SEBI Issues New Comprehensive Guidelines for Custodians to Strengthen Market Integrity

Published On: 05/03/20262 min read

The Securities and Exchange Board of India (SEBI) has recently unveiled a set of comprehensive guidelines aimed at custodians operating within the securities market. This move is designed to bolster governance and market integrity, ensuring that custodians adhere to higher standards of transparency and operational discipline.

Custodians play a critical role in the financial ecosystem by safeguarding securities on behalf of investors and enabling smooth transaction settlements. Given their pivotal role, SEBI’s new guidelines underscore the need for clear segregation of custodial activities and the prevention of conflicts of interest.

One of the key features of the new norms is the requirement for custodians to maintain separate Strategic Business Units (SBUs) for different activities. This structural segregation helps in minimizing conflict of interest risks and ensures that each business unit operates with a distinct operational and risk management framework. Furthermore, custodians are mandated to arm their risk management policies with greater rigor, enhancing their ability to manage exposures effectively.
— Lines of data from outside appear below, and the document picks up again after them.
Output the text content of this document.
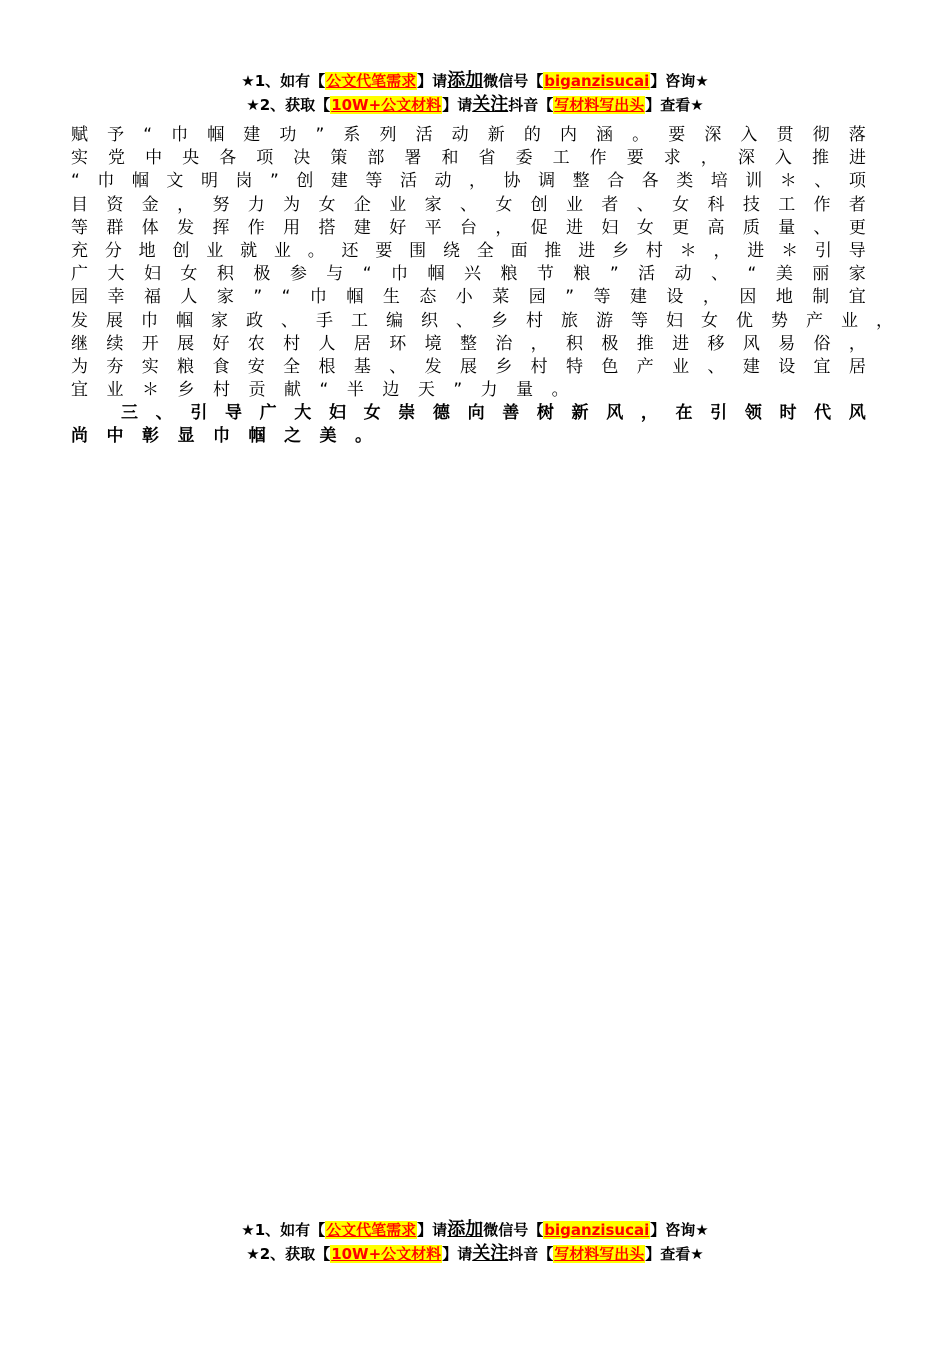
★1、如有【公文代笔需求】请添加微信号【biganzisucai】咨询★
★2、获取【10W+公文材料】请关注抖音【写材料写出头】查看★
赋 予 “ 巾 帼 建 功 ” 系 列 活 动 新 的 内 涵 。 要 深 入 贯 彻 落
实 党 中 央 各 项 决 策 部 署 和 省 委 工 作 要 求 ， 深 入 推 进
“ 巾 帼 文 明 岗 ” 创 建 等 活 动 ， 协 调 整 合 各 类 培 训 ＊ 、 项
目 资 金 ， 努 力 为 女 企 业 家 、 女 创 业 者 、 女 科 技 工 作 者
等 群 体 发 挥 作 用 搭 建 好 平 台 ， 促 进 妇 女 更 高 质 量 、 更
充 分 地 创 业 就 业 。 还 要 围 绕 全 面 推 进 乡 村 ＊ ， 进 ＊ 引 导
广 大 妇 女 积 极 参 与 “ 巾 帼 兴 粮 节 粮 ” 活 动 、 “ 美 丽 家
园 幸 福 人 家 ” “ 巾 帼 生 态 小 菜 园 ” 等 建 设 ， 因 地 制 宜
发 展 巾 帼 家 政 、 手 工 编 织 、 乡 村 旅 游 等 妇 女 优 势 产 业 ，
继 续 开 展 好 农 村 人 居 环 境 整 治 ， 积 极 推 进 移 风 易 俗 ，
为 夯 实 粮 食 安 全 根 基 、 发 展 乡 村 特 色 产 业 、 建 设 宜 居
宜 业 ＊ 乡 村 贡 献 “ 半 边 天 ” 力 量 。
三 、 引 导 广 大 妇 女 崇 德 向 善 树 新 风 ， 在 引 领 时 代 风
尚 中 彰 显 巾 帼 之 美 。
★1、如有【公文代笔需求】请添加微信号【biganzisucai】咨询★
★2、获取【10W+公文材料】请关注抖音【写材料写出头】查看★
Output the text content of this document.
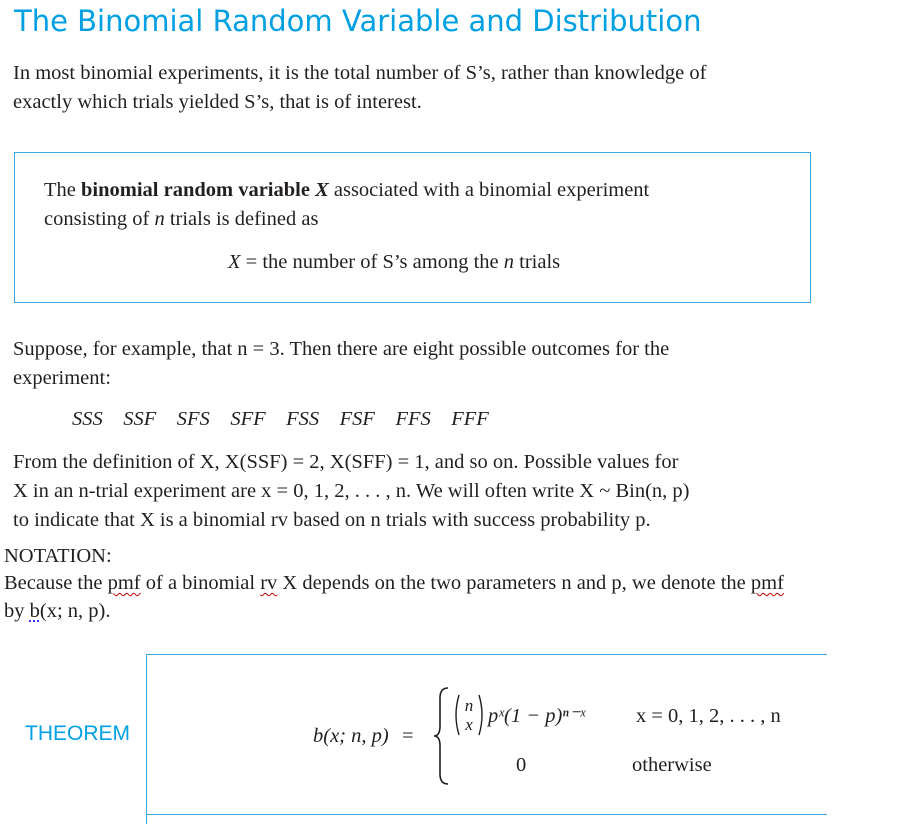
The Binomial Random Variable and Distribution
In most binomial experiments, it is the total number of S’s, rather than knowledge of
exactly which trials yielded S’s, that is of interest.
The binomial random variable X associated with a binomial experiment
consisting of n trials is defined as
X = the number of S’s among the n trials
Suppose, for example, that n = 3. Then there are eight possible outcomes for the
experiment:
SSS SSF SFS SFF FSS FSF FFS FFF
From the definition of X, X(SSF) = 2, X(SFF) = 1, and so on. Possible values for
X in an n-trial experiment are x = 0, 1, 2, . . . , n. We will often write X ~ Bin(n, p)
to indicate that X is a binomial rv based on n trials with success probability p.
NOTATION:
Because the pmf of a binomial rv X depends on the two parameters n and p, we denote the pmf
by b(x; n, p).
THEOREM	b(x; n, p) =
n
x pˣ(1 − p)ⁿ⁻ˣ x = 0, 1, 2, . . . , n
0	otherwise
Transparency and disclosure have also been central to SEBI’s emphasis. Custodians will need to provide more detailed disclosures about their operations and risk management approaches, fostering better awareness among stakeholders. This aspect reflects SEBI’s commitment to safeguarding investor interests and maintaining confidence in the capital markets.

An important point to note is SEBI’s directive on conflict of interest management. Custodians must adhere strictly to guidelines that prevent any activities that could compromise their impartiality or the interests of the investors they serve.

While introducing these comprehensive changes, SEBI has clarified that custodians are permitted to offer other financial services, provided these services are conducted through entirely separate SBUs, thereby maintaining operational independence and integrity.

The updated regulations also address operational infrastructures such as vault requirements, clarifying practices without imposing unnecessary burdens, thus balancing regulatory oversight with operational feasibility.

In the backdrop of volatile markets and complex financial instruments, SEBI’s guidelines are a timely initiative to ensure custodians operate in a disciplined manner and continue to support the robust functioning of India’s securities market.

For investors, this translates to enhanced safety and trust, while from a market perspective, it promotes greater accountability and stability.

Overall, SEBI’s new custodial guidelines mark a significant step forward in regulatory oversight, reflecting the evolving landscape of financial markets where technology, risk, and compliance are becoming ever more intertwined. Market participants will need to align their practices with these norms to foster a transparent, trustworthy, and resilient investing environment.